Luke Fontana, ATTORNEY AT LAW – Brief Bio

Luke Fontana started his law practice as a civil rights attorney working as a staff attorney in the Algiers projects for New Orleans Legal Assistance Corporation in 1968 – 1970.

He was responsible for the desegregation of the State Industrial School for Colored Youth notoriously known as Scotlandville.  This lawsuit not only resulted in the desegregation of the juvenile institutions in the state of Louisiana in 1968 – 1969, but also resulted in the equalization of funding by the Louisiana State Legislature to the juvenile institutions in the state of Louisiana.

In hearings before United States District Judge Alvin Rubin, Mr. Fontana described Scotlandville as a brutal prison.  And the white juvenile institutions as country clubs.

Mr. Fontana became well known as a penal reform attorney. In a class action lawsuit filed in 1969 against New Orleans Mayor Victor Schiro, Mr. Fontana represented, all prisoners in the notorious Orleans Parish Prison, alleging violation of the United States Constitution prohibition against cruel and unusual punishment. This was the first penal lawsuit, appointing a Special Master, and was written up by the American Bar Association.

In this class action lawsuit, United States District Court Judge Herbert Christenberry ruled in Mr. Fontana’s favor, and ordered the city of New Orleans to improve the conditions of Orleans Parish prison, or face a contempt of court citation Mr. Fontana litigated this case for a period of over 12 years, filing numerous contempt of court violations against every New Orleans mayor, from Mayor Moon Landrieu to Mayor Dutch Morial.

Mr. Fontana was also one of the attorneys involved in the class action lawsuit against the Louisiana State Prison, known as Angola, alleging violations of the United States Constitution for cruel and unusual punishment, and seeking relief from these elements of torture.

The United States District Court Judge in Baton Rouge granted Mr. Fontana’s plaintiffs an injunction, prohibiting the state of Louisiana from inflicting cruel and unusual punishment on the prisoners of Angola the majority of whom were African-Americans.

Mr. Fontana was well known for his representation of New Orleans police brutality cases against African-Americans. His most famous case was his handling of the Charles Cheatham police killing of Mr. Cheatham on Bourbon Street in April of 1975 by New Orleans police officer Stephen Reboul.

The jury in Louisiana Civil District Court in New Orleans, Judge Tom Early presiding, granted Sheryl Cheatham, widow of Charles Cheatham, and her young son, an award of $619,000

This was the first time any large award was granted against the New Orleans Police Department for killing an African-American.

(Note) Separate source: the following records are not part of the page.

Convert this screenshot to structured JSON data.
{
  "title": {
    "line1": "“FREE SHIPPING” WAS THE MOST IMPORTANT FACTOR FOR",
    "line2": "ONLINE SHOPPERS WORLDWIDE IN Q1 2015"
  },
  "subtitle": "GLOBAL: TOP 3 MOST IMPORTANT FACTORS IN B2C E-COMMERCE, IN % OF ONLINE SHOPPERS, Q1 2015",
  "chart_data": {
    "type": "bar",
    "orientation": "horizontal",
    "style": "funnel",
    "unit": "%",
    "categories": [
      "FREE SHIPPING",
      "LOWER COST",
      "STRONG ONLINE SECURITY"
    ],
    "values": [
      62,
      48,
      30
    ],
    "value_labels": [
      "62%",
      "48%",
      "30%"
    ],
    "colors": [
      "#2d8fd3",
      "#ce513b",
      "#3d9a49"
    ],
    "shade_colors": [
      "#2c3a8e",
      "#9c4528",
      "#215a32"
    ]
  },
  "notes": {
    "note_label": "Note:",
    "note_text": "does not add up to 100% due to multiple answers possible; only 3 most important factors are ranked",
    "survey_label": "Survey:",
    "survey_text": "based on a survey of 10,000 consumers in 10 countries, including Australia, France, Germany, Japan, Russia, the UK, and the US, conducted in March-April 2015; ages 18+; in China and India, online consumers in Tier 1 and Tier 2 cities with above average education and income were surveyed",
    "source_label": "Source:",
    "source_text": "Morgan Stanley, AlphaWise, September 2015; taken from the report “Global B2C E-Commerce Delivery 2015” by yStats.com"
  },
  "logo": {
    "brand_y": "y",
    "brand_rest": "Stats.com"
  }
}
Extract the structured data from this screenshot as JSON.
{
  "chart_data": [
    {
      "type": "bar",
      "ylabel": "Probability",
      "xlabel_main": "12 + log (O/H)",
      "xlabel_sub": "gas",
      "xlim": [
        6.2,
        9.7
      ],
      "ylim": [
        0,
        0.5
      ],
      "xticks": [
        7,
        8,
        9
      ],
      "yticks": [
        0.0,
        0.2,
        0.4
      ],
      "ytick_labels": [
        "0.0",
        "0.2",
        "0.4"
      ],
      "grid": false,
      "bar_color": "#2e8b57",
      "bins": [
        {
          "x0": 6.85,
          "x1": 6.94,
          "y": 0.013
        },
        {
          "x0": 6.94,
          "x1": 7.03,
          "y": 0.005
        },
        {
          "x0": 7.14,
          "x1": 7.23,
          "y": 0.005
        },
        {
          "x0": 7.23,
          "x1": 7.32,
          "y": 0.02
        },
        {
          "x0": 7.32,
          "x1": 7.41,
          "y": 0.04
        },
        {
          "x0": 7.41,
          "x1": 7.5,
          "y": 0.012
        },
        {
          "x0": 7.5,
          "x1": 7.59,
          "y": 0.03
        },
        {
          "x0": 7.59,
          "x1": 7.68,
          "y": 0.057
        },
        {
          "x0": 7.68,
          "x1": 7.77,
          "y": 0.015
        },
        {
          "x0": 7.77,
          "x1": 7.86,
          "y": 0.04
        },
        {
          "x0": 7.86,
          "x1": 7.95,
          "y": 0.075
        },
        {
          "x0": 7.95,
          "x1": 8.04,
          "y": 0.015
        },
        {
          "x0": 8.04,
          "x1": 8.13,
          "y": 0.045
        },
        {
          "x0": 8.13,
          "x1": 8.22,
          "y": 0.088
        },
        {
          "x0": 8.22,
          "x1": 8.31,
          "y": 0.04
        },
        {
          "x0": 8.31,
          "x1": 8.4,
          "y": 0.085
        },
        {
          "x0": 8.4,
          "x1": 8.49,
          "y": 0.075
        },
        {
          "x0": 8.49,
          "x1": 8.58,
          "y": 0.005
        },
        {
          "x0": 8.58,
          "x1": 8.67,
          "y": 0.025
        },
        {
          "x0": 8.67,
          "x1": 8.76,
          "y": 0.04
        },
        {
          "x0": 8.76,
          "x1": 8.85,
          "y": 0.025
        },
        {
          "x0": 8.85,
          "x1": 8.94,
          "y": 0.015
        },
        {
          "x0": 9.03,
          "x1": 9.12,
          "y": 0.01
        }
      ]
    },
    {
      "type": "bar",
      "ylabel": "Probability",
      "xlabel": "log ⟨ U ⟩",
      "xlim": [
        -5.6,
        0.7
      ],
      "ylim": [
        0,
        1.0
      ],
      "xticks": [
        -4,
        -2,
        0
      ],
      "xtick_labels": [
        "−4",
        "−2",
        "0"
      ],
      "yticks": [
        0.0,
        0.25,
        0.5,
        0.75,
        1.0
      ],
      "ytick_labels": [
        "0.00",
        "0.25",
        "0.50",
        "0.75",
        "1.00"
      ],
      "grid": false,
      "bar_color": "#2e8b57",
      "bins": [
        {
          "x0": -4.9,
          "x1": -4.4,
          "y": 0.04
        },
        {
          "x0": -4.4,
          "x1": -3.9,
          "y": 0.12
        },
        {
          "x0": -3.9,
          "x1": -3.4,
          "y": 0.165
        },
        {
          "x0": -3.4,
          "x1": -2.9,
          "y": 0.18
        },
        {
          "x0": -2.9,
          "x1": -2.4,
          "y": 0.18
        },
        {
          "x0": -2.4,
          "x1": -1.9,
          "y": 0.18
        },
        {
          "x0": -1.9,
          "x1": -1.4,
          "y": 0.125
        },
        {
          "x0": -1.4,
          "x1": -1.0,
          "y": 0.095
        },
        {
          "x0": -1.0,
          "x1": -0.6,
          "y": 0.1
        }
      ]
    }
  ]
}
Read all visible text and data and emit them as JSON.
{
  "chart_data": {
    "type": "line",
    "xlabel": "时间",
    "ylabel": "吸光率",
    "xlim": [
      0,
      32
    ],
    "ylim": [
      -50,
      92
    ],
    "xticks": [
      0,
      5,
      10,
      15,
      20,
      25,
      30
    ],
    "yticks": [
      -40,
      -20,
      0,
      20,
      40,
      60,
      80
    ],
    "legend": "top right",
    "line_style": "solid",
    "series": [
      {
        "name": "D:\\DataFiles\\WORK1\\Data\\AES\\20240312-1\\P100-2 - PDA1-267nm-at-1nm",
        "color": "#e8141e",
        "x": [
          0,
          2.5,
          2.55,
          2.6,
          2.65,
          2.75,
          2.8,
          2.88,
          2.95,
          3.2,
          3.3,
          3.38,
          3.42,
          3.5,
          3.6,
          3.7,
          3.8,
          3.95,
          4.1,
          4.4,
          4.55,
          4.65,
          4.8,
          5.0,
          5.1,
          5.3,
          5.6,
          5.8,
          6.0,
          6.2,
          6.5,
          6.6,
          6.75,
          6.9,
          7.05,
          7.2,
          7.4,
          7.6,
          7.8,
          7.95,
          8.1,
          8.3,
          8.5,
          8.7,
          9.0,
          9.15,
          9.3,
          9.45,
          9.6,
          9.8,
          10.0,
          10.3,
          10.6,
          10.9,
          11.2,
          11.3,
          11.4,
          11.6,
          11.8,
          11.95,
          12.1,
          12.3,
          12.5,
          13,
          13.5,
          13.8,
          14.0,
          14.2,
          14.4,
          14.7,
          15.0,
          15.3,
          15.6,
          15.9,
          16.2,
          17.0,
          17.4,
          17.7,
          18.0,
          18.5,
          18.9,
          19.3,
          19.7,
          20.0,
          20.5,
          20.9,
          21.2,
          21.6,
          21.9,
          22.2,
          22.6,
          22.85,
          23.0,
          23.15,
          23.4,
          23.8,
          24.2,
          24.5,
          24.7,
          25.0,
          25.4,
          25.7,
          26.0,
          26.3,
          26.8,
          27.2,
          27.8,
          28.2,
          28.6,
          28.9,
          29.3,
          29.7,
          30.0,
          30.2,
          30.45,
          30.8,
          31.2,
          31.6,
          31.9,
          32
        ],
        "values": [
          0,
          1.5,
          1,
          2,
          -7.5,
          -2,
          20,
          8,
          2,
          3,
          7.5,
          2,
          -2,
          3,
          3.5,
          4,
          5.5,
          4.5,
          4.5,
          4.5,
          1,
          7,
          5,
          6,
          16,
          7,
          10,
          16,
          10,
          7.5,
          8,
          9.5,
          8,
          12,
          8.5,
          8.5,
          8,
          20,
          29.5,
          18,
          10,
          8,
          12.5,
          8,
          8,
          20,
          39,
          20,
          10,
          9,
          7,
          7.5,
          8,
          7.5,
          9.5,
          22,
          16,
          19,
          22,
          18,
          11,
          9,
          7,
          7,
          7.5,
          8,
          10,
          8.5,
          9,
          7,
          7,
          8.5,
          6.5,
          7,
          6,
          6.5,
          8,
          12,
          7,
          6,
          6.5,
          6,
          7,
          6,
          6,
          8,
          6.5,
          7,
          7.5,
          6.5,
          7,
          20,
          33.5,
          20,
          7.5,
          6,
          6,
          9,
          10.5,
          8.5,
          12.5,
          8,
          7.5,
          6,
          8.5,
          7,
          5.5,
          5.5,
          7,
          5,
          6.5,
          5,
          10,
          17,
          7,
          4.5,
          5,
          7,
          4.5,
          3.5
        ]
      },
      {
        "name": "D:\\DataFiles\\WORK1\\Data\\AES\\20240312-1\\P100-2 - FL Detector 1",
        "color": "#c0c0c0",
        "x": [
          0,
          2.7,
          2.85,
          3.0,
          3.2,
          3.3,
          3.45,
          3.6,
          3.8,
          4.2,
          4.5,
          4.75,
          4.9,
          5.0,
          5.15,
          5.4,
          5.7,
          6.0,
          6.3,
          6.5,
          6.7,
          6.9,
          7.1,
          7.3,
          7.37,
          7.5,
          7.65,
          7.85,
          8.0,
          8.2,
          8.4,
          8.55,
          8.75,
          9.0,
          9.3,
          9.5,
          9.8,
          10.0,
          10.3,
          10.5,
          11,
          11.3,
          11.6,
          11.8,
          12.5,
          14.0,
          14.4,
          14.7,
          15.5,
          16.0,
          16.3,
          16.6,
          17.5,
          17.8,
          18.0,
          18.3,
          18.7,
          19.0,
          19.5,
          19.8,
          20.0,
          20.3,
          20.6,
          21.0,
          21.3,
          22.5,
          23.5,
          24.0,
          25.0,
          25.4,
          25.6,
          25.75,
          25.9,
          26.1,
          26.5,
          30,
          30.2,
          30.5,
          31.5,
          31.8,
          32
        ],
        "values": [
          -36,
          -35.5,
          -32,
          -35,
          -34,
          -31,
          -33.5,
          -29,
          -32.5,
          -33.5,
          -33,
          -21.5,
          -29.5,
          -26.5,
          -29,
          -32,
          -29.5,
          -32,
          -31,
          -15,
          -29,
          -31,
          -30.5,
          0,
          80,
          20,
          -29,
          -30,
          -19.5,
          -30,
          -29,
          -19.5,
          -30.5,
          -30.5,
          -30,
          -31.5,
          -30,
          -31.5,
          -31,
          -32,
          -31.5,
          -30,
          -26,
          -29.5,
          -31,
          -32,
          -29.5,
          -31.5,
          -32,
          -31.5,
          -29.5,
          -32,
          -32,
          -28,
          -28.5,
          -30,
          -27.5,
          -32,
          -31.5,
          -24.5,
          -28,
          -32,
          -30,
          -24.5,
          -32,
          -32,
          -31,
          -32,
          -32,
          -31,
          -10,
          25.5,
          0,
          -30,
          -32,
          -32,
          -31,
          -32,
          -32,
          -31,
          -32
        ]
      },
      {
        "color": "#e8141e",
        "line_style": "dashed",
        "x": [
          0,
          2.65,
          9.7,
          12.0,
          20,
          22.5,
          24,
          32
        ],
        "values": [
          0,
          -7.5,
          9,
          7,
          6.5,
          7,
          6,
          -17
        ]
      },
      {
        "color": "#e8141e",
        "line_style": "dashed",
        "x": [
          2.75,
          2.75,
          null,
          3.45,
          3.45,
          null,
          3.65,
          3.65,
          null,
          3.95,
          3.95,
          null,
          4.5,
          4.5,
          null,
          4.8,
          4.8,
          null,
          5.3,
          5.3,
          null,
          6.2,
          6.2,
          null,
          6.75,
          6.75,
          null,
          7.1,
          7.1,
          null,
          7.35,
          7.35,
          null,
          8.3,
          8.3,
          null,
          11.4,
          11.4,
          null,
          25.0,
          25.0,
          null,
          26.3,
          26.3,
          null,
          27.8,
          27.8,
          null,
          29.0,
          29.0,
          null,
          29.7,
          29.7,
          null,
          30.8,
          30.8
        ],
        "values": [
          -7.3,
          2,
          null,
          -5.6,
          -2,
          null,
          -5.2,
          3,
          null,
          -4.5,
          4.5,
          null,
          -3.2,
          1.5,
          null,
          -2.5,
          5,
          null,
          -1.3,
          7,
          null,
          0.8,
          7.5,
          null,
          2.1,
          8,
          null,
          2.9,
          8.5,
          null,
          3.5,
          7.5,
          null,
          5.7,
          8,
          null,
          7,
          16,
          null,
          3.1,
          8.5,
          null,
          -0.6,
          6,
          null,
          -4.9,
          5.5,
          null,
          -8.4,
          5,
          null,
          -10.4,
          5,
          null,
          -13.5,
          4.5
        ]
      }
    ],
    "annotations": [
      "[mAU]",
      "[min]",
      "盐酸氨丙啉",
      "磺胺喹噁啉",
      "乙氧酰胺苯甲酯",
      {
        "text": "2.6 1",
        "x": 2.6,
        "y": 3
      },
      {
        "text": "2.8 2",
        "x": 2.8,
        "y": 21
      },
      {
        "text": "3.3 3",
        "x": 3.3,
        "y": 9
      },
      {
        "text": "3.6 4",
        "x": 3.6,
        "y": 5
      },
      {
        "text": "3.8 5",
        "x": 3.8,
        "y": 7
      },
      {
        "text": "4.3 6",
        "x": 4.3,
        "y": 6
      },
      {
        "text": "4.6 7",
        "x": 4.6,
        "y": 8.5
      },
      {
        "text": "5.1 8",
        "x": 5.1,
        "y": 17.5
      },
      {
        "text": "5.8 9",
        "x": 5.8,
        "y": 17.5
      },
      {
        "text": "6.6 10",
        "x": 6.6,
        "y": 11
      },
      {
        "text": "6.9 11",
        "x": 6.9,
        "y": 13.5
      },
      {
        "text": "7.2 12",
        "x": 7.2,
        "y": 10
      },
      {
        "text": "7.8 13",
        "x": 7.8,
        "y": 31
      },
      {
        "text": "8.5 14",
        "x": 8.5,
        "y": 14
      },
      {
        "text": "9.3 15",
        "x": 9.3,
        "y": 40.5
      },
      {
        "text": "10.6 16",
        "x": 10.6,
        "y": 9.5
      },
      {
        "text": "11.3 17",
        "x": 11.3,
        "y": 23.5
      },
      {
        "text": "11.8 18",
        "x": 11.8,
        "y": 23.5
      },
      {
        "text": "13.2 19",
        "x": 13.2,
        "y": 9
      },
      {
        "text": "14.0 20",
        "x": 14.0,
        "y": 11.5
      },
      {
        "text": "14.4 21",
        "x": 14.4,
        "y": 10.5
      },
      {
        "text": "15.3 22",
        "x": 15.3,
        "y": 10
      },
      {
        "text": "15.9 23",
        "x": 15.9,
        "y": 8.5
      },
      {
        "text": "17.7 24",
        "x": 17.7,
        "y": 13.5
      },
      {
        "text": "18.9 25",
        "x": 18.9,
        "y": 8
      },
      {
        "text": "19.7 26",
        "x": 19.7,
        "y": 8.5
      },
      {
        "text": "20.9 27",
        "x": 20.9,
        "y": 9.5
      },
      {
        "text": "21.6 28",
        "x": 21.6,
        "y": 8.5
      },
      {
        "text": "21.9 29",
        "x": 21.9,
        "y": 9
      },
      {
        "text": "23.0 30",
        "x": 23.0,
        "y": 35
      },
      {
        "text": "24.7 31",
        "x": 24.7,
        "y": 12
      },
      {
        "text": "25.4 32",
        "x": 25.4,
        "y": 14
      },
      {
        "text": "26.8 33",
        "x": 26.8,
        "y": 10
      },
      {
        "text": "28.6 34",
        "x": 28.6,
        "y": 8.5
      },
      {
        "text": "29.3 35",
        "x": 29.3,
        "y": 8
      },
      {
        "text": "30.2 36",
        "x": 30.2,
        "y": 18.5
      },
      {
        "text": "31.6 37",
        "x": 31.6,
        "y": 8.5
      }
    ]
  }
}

It was the first time in New Orleans, the NOPD blue line had ever been cracked. Mr. Fontana played a key part in cracking this case. At the last second on the second day of the jury trial, Mr. Fontana was able to produce Ronnie Lee Watson, a key witness to the cold blooded murder shooting of Charles Cheatham by Stephen Reboul.

By his own testimony, Ronnie Lee Watson testified that members of the NOPD threatened to kill him, if he was ever discovered again in the French Quarter of New Orleans

One witness that repeated the police killing storyline was found dead in Lake Pontchtrain 7 days later with five bullet holes in his head.

In spite of all these obstacles, Fontana pulled Ronnie Lee Watson out of a hat, and broke the NOPD BLUE LINE.

This award of $619,000 was reversed in the Louisiana. Fourth Circuit Court of Appeal, Judge Peter Beer residing.

Peter Beer was an ex New Orleans city councilman, and it became evident his decision was likely to protect the purse strings of the city of New Orleans, whom he once represented as a city councilman.

The Louisiana State Supreme Court, Judge Pascal Calogero presiding, reversed this unfair and prejudicial decision of Peter Beer’s Fourth Circuit Court of Appeals

After appeals, writs to Louisiana State Supreme Court, accumulating legal interest, the final judgment in the Charles Cheatham case came out to $800,000, which the taxpayers of New Orleans were obligated to pay.

In spite of this, Stephan Reboul remained on the New Orleans Police Department under the administration of Mayor Ernest Dutch Morial, the first Afro American elected mayor of the city of New Orleans.

NOPD officer, and now accused killer cop Stephen Reboul, was part of the New Orleans Police Department raid that killed four Afro American Algiers residents. This raid is known as the Algiers massacre. Steven Reboul shot Cheryl Singleton, while she was in the bathtub with her 10 year old child nearby.

After retiring for several years, Mr. Fontana is presently renewing his license to practice law under the jurisdiction of the Louisiana State Bar Association.